Another short battle ensued when the PHA tried to sell the Allen Homes to the federal Defense Housing Administration. In response, black leaders wrote to President Roosevelt: “Sir, take immediate cognizance of the fact that the United States Housing Administration has diverted the use of these homes from their original purposes at the expense of the low income group, who are least able to obtain decent housing even in normal times and not able at all in these times.” They urged him to act “in the interest of these persons who cannot obtain decent housing within their capability to pay.” He reversed the PHA’s decision, and by 1942, the Allen Homes were fully occupied by black families.

But the housing boom came to an abrupt end with the election of Republican Mayor Robert Lamberton in 1939. “Slums areas exist,” said Lamberton, because “some people are so utterly shiftless that any place they live becomes a slum.” And with that progressive housing reform in New Deal-era Philadelphia was halted.

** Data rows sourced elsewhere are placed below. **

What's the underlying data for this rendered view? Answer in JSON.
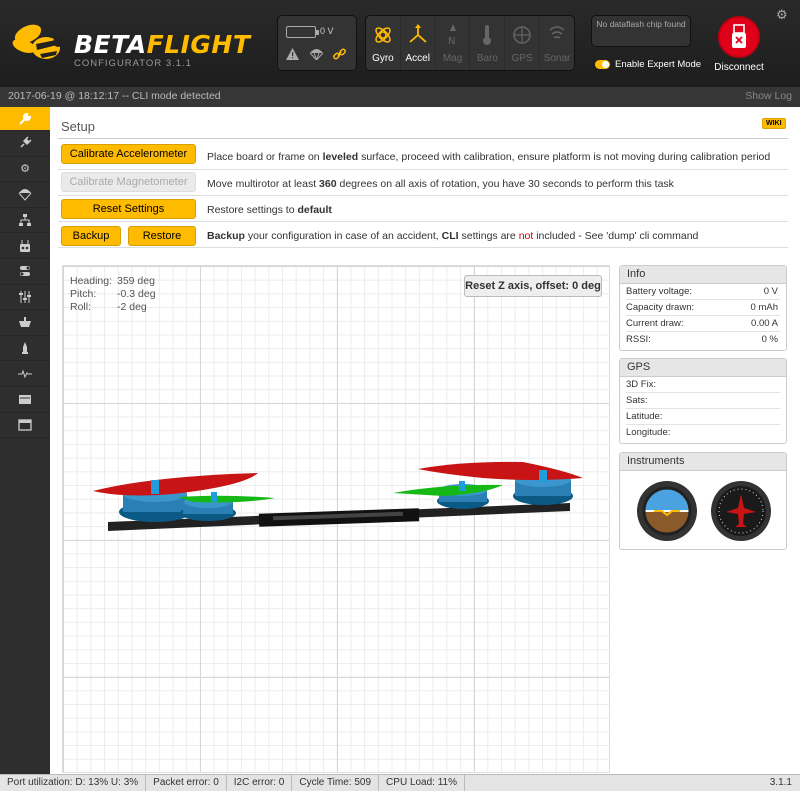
{
  "app": {
    "name_part1": "BETA",
    "name_part2": "FLIGHT",
    "subtitle": "CONFIGURATOR  3.1.1"
  },
  "header": {
    "battery_voltage": "0 V",
    "sensors": [
      {
        "label": "Gyro",
        "active": true
      },
      {
        "label": "Accel",
        "active": true
      },
      {
        "label": "Mag",
        "active": false
      },
      {
        "label": "Baro",
        "active": false
      },
      {
        "label": "GPS",
        "active": false
      },
      {
        "label": "Sonar",
        "active": false
      }
    ],
    "dataflash_text": "No dataflash chip found",
    "expert_mode_label": "Enable Expert Mode",
    "expert_mode_on": true,
    "disconnect_label": "Disconnect"
  },
  "status": {
    "log_line": "2017-06-19 @ 18:12:17 -- CLI mode detected",
    "show_log": "Show Log"
  },
  "setup": {
    "title": "Setup",
    "wiki": "WIKI",
    "calibrate_acc_label": "Calibrate Accelerometer",
    "calibrate_acc_text": [
      "Place board or frame on ",
      "leveled",
      " surface, proceed with calibration, ensure platform is not moving during calibration period"
    ],
    "calibrate_mag_label": "Calibrate Magnetometer",
    "calibrate_mag_text": [
      "Move multirotor at least ",
      "360",
      " degrees on all axis of rotation, you have 30 seconds to perform this task"
    ],
    "reset_label": "Reset Settings",
    "reset_text": [
      "Restore settings to ",
      "default"
    ],
    "backup_label": "Backup",
    "restore_label": "Restore",
    "backup_text": [
      "Backup",
      " your configuration in case of an accident, ",
      "CLI",
      " settings are ",
      "not",
      " included - See 'dump' cli command"
    ]
  },
  "attitude": {
    "heading_label": "Heading:",
    "heading_value": "359 deg",
    "pitch_label": "Pitch:",
    "pitch_value": "-0.3 deg",
    "roll_label": "Roll:",
    "roll_value": "-2 deg",
    "reset_z_label": "Reset Z axis, offset: 0 deg"
  },
  "info": {
    "title": "Info",
    "rows": [
      {
        "label": "Battery voltage:",
        "value": "0 V"
      },
      {
        "label": "Capacity drawn:",
        "value": "0 mAh"
      },
      {
        "label": "Current draw:",
        "value": "0.00 A"
      },
      {
        "label": "RSSI:",
        "value": "0 %"
      }
    ]
  },
  "gps": {
    "title": "GPS",
    "rows": [
      {
        "label": "3D Fix:",
        "value": ""
      },
      {
        "label": "Sats:",
        "value": ""
      },
      {
        "label": "Latitude:",
        "value": ""
      },
      {
        "label": "Longitude:",
        "value": ""
      }
    ]
  },
  "instruments": {
    "title": "Instruments"
  },
  "footer": {
    "port_util": "Port utilization: D: 13% U: 3%",
    "packet_error": "Packet error: 0",
    "i2c_error": "I2C error: 0",
    "cycle_time": "Cycle Time: 509",
    "cpu_load": "CPU Load: 11%",
    "version": "3.1.1"
  },
  "colors": {
    "accent": "#ffbb00",
    "disconnect": "#e0001a",
    "warning_text": "#cc0000"
  },
  "sidebar": {
    "items": [
      {
        "icon": "wrench-icon",
        "active": true
      },
      {
        "icon": "plug-icon",
        "active": false
      },
      {
        "icon": "gear-icon",
        "active": false
      },
      {
        "icon": "parachute-icon",
        "active": false
      },
      {
        "icon": "network-icon",
        "active": false
      },
      {
        "icon": "receiver-icon",
        "active": false
      },
      {
        "icon": "modes-icon",
        "active": false
      },
      {
        "icon": "sliders-icon",
        "active": false
      },
      {
        "icon": "motor-icon",
        "active": false
      },
      {
        "icon": "led-icon",
        "active": false
      },
      {
        "icon": "sensors-icon",
        "active": false
      },
      {
        "icon": "blackbox-icon",
        "active": false
      },
      {
        "icon": "cli-icon",
        "active": false
      }
    ]
  }
}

Today, over a century later, nearly all the churches, stores, and social clubs that lined blocks of Lombard and South Streets, in what was once the black Seventh Ward, are gone. The site of the building that collapsed on South 15th Street nearly 90 years ago is now a parking lot. Replacing them are newly built residences and businesses catering mainly to white residents. The black history of the neighborhood is recalled in myriad plaques commissioned by the Historical Society of Pennsylvania to mark the neighborhood’s rich black history. Indeed, this historically black neighborhood is no longer.

And yet this history suggests that black residents of Philadelphia’s Seventh Ward were not simply the passive witnesses of change. They were actively involved in housing reform efforts, shaping the ways local and federal officials addressed problems of housing and other urban issues. As Du Bois noted over a century ago, black residents were keenly aware of their conditions, and they acted individually and collectively to ameliorate them. Black residents have long been citymakers, and a force for progressive change.

recommended resources

Du Bois, W. E. B. The Philadelphia Negro: A Social Study (University of Pennsylvania Press, 1899). Provides an in-depth analysis and portrait of Philadelphia’s black Seventh Ward from 1600-1897, the first monograph of its kind in American sociology.

Countryman, Matthew. Up South: Civil Rights and Black Power in Philadelphia (University of Pennsylvania Press, 2006). Provides an in-depth analysis and portrait of black politics and protests in Philadelphia during the Civil Rights and Black Power eras.

Katz, Michael B. and Thomas J. Sugrue. W. E. B. Du Bois, Race, and the City: The Philadelphia Negro and Its Legacy (University of Pennsylvania Press, 1998). Provides an extensive interdisciplinary consideration of the various implications of The Philadelphia Negro for the study of race, history, and urban America.